Dziwi, że był w stanie w ogóle wsiąść za kierownicę i ruszyć samochodem z miejsca. Przeraża z kolei jego nieodpowiedzialność, bo podróż zakończył, uszkadzając inny pojazd na drodze, ale mogło dojść nawet do tragedii. 34-letni mieszkaniec gminy Telatyn, bo o nim mowa, 30 marca został zatrzymany przez policjantów z posterunku w Łaszczowie, po tym jak inny kierowca zgłosił, że w jego samochód uderzyła skoda, a jej kierujący nią mężczyzna nawet się nie zatrzymał, tylko uciekł. Do kolizji doszło w Telatynie.

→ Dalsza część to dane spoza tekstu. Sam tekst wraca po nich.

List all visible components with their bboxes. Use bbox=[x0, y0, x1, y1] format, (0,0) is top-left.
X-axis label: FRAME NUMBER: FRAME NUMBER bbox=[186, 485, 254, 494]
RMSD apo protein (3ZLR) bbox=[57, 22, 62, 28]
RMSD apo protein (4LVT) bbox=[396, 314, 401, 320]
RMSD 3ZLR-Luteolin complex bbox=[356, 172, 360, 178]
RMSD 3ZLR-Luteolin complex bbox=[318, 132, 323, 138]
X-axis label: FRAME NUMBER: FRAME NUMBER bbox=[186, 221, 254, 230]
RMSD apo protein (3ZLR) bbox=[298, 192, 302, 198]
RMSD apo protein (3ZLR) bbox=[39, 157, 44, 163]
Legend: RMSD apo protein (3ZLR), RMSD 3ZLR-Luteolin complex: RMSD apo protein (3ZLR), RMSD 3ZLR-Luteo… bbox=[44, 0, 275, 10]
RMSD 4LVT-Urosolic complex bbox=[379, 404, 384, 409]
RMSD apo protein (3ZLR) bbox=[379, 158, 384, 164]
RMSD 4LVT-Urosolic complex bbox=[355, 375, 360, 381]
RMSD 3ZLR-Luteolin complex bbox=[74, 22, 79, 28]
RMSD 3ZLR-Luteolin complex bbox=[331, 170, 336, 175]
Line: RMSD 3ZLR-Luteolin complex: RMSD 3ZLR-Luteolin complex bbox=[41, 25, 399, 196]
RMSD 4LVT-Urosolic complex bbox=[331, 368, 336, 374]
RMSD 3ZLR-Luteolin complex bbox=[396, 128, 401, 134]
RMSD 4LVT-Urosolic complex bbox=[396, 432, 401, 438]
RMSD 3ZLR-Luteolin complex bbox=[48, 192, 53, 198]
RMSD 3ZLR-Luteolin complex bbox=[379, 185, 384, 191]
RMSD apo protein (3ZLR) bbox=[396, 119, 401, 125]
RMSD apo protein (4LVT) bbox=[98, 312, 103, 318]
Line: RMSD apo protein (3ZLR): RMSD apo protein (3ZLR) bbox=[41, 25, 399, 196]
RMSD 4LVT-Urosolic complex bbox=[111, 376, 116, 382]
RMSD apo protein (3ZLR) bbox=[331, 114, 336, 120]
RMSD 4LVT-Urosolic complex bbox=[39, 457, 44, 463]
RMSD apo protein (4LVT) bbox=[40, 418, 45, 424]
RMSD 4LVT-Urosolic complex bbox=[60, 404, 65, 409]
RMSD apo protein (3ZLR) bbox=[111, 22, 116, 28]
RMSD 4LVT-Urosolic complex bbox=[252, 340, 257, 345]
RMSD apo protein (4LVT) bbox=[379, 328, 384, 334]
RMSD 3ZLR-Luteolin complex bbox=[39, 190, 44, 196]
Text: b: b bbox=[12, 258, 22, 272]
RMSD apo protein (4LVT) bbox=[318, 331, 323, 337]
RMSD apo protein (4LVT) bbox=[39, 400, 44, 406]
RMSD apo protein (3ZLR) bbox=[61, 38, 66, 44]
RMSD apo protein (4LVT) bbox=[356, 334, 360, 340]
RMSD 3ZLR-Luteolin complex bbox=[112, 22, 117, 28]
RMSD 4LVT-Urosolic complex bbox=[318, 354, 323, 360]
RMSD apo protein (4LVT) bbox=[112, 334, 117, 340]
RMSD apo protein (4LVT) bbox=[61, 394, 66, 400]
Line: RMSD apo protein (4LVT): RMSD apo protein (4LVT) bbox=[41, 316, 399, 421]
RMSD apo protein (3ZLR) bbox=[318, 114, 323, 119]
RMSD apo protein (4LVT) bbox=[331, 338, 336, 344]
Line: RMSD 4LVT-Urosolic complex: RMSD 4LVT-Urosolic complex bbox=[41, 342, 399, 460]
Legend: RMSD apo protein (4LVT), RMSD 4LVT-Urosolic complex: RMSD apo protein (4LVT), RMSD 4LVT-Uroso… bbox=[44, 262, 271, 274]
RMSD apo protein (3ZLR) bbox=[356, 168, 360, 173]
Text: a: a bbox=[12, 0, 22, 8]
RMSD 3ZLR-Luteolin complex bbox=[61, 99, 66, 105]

Policjanci natychmiast udali się we wskazanym kierunku. Ustalili, kim jest kierowca skody. Odnaleźli go. Następnie poddali badaniu retrospekcyjnemu na zawartość alkoholu w wydychanym powietrzu. Wynik jest szokujący – 3,5 promila alkoholu w organizmie. Mężczyzny nie ominie kara za nieodpowiedzialność.
– Za jazdę w stanie nietrzeźwości 34-latkowi grozi kara do 2 lat pozbawienia wolności, zakaz prowadzenia pojazdów mechanicznych i dotkliwe konsekwencje finansowe. Mężczyzna odpowie również za spowodowanie kolizji i ucieczkę z miejsca zdarzenia. Pamiętajmy, że pijani kierowcy stanowią ogromne zagrożenie na drodze. Jeżeli mamy podejrzenie, że kierujący może znajdować się pod działaniem alkoholu – reagujmy. Jeden telefon na numer alarmowy 112 może uratować komuś życie – informuje i apeluje sierżant sztabowy Małgorzata Pawłowska z tomaszowskiej komendy policji.